Hopes that the forthcoming space shuttle would allow the facility to be reactivated were dashed because in there was no way to boost it into a higher orbit and keep it in space until the shuttle program got going.
Ironically, Skylab’s demise seems better remembered than any work that was ever done aboard.
Broadcast reports about its deteriorating orbit predicted likely places it might crash to Earth, representing another unrealized dream, and one more manmade problem for 1970s America to worry about — and therefore deserving of a certain bitter humor.
In the state of Washington a “Skylab Self-Defense Society” designated Spokane as the “Official U.S. Government Skylab Target.” The society painted a huge red-and-white bull’s-eye target behind its tiny rented office, and sold bull’s-eye T-shirts.
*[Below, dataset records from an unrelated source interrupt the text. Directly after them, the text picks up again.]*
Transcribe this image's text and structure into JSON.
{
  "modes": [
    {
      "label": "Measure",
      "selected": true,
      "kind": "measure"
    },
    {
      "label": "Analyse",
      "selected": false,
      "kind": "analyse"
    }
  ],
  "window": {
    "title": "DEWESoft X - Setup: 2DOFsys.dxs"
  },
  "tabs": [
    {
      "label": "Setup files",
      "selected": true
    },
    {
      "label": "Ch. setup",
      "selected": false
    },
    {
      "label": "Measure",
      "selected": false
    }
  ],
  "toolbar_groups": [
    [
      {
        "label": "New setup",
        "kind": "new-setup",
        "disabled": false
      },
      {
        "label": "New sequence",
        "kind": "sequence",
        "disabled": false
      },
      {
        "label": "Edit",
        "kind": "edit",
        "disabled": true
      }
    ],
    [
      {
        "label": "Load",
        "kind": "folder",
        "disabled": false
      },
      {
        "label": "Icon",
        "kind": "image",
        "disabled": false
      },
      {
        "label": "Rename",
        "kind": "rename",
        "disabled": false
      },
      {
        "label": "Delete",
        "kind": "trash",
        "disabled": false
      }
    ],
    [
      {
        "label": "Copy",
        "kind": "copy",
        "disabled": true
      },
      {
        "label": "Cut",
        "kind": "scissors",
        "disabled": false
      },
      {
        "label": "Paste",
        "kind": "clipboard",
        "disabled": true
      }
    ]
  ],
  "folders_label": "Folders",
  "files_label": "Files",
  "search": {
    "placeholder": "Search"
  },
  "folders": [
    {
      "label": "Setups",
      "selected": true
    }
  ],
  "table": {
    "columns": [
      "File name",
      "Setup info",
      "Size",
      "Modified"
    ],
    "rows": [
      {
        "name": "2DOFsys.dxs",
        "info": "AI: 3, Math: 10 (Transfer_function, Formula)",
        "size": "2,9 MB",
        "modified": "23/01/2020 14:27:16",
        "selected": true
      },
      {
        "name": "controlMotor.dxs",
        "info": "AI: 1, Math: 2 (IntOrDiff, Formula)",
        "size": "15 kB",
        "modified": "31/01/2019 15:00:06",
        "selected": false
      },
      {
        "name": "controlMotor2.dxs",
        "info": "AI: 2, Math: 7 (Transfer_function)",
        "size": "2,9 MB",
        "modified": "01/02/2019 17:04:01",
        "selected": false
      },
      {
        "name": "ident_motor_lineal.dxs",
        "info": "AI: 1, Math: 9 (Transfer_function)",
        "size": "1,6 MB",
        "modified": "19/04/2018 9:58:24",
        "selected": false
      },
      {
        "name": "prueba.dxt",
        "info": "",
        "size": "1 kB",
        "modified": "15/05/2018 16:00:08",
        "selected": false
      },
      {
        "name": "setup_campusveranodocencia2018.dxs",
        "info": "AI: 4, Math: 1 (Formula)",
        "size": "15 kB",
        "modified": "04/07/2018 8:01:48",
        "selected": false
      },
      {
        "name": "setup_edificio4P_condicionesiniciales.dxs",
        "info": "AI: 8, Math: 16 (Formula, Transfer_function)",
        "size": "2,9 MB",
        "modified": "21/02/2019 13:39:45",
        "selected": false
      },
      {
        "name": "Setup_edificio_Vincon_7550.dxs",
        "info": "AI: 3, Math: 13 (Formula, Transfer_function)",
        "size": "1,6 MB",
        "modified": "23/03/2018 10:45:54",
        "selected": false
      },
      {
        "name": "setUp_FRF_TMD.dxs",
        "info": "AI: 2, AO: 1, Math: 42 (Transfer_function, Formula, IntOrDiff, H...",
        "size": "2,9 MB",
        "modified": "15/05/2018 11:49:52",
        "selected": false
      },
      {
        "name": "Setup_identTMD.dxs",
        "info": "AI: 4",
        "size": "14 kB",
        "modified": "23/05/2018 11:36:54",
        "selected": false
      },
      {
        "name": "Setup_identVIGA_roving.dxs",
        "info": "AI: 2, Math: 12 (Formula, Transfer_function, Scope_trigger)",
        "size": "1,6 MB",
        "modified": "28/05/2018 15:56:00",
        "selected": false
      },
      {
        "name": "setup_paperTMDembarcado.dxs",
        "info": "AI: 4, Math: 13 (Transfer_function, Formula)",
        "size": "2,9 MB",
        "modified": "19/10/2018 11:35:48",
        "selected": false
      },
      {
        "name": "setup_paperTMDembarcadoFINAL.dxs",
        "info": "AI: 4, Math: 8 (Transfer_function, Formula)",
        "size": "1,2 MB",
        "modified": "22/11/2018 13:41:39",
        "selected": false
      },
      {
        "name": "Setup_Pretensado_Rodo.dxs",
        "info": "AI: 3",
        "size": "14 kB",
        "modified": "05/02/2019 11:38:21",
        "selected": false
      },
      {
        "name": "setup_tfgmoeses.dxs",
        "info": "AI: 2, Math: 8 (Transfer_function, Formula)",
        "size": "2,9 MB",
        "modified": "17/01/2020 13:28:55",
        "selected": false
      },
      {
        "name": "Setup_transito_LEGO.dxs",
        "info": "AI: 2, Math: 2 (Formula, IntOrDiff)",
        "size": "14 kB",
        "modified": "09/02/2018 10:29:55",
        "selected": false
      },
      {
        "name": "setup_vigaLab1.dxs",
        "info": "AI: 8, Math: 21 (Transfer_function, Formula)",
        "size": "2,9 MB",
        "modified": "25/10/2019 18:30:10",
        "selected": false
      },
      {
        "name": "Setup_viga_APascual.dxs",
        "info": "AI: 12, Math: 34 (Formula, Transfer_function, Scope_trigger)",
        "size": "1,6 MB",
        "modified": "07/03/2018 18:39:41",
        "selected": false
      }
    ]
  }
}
And a fan started his own “Save My Ass!” campaign, publishing flyers that asked people to donate so he could move out of Canada where the giant junk was predicted to hit.
Skylab ultimately re-entered the atmosphere above the southern Indian Ocean in 1979, with pieces landing inland along the south coast of Western Australia.
Several large pieces of Skylab survived, scattered in the Australian outback. Among the largest pieces were the oxygen tanks. One is featured to this day in a tiny museum along the waterfront in Esperance, a port town 450 miles from Perth. Another of the oxygen tanks was sent to the U.S. Space & Rocket Center in Huntsville and is on display there.